Сложности у всех нас.
Пятидесятидевятилетняя Уильямс, кажется, знает о синдроме «идеального работника» все. Она начинала карьеру с должности юриста по защите окружающей среды. Затем у нее родился ребенок. Она вернулась к традиционным семейным обязанностям и выпала из привычной рабочей среды.
«Вы хотите равноправия на работе? Умрите бездетной в тридцать, – говорит она. – Утверждают, что равноправия на работе не будет до тех пор, пока не будет равноправия в семье. Но я вам скажу наоборот: не будет равноправия в семье до тех пор, пока не будет равноправия на работе. Мы должны пересмотреть отношение к идеальному работнику. Иначе у мужчин не останется иного выбора, как преследовать этот несуществующий образ. Даже если они в него не верят, они хотят быть успешными».

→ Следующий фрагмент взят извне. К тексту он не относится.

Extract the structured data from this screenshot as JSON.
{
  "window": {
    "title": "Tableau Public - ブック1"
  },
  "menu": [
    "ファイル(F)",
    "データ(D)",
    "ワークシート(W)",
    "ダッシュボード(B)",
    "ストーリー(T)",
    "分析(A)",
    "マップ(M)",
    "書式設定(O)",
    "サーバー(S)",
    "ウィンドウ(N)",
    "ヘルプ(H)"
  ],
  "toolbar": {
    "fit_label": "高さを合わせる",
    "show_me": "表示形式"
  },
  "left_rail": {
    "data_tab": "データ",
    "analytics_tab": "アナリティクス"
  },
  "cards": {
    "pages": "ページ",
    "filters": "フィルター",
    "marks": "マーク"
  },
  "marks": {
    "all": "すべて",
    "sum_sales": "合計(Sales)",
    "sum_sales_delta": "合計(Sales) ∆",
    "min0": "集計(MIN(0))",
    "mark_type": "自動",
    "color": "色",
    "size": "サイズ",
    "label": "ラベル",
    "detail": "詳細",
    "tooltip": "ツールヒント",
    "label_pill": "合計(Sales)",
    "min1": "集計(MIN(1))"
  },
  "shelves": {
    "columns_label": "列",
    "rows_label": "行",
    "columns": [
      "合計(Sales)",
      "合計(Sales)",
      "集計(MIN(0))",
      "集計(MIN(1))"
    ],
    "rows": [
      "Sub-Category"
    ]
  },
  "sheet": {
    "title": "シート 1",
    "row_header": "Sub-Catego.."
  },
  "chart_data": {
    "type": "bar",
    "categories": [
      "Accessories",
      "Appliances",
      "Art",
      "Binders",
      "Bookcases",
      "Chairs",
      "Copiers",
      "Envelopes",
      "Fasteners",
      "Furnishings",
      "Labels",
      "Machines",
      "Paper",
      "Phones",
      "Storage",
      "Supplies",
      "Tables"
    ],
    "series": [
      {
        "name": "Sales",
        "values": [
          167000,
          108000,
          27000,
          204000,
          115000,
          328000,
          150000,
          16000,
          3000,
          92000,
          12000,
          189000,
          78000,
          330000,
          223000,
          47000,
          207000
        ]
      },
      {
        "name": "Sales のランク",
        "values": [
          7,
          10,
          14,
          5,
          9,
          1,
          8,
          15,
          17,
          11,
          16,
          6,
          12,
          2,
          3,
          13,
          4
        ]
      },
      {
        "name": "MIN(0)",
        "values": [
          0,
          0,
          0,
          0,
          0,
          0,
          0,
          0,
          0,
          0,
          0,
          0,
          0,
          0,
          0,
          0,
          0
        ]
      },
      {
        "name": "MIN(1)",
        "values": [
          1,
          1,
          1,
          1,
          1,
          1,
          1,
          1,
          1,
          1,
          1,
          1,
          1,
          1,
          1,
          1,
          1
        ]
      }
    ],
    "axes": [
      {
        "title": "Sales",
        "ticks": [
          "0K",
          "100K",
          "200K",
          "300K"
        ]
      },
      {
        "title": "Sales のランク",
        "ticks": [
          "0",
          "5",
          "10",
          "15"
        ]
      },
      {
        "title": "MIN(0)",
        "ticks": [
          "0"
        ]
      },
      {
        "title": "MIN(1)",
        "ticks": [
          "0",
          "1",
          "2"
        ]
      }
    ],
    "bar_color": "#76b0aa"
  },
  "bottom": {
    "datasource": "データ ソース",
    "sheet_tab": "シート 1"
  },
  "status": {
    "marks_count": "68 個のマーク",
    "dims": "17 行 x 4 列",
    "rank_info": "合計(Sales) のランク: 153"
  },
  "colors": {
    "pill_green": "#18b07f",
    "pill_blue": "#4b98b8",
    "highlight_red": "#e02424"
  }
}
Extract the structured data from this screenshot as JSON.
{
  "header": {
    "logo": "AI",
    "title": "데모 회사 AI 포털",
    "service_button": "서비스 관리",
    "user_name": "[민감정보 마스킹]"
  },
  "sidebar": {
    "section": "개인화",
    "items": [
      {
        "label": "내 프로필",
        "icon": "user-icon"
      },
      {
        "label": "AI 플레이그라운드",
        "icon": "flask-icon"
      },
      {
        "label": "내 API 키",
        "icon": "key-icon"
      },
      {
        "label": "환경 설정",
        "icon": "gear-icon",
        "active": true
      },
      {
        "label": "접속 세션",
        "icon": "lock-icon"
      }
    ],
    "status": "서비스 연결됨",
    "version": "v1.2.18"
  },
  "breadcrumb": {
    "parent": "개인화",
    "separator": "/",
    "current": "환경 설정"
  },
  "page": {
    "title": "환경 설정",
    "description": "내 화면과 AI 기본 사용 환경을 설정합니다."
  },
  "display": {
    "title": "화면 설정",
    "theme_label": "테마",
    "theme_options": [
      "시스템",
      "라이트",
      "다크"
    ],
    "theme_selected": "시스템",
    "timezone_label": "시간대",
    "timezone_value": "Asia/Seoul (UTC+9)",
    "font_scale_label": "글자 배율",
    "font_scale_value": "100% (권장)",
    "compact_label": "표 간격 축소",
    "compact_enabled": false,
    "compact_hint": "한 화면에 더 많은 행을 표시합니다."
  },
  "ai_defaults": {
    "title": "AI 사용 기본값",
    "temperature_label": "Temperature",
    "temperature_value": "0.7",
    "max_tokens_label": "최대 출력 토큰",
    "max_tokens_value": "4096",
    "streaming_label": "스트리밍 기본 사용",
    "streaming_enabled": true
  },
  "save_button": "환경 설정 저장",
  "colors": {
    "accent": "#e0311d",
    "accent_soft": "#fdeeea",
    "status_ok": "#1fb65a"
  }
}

Сегодня, по ее словам, единственный путь разрушить образ идеального работника – это продолжать судебные процессы о дискриминации по семейным обязанностям.
Что еще можно сказать? Сверхзанятость – это не только проблема матерей. Это проблема отцов. Проблема детей. Проблема работы. Проблема дома. Проблема семьи. Проблема защиты прав. Это проблема общества, особенно того общества, которое декларирует семейные ценности. Сверхзанятость и нехватка времени – это проблема каждого из нас.
Дочь самой Уильямс постоянно подшучивает над ней, говоря, что она и есть тот самый идеальный работник в отличие от других. Джоан откидывается на спинку кресла.
«Были времена, – говорит она, – когда все могло сложиться совсем по-другому. Вы лучше спросите об этом у Пата Бьюкенена».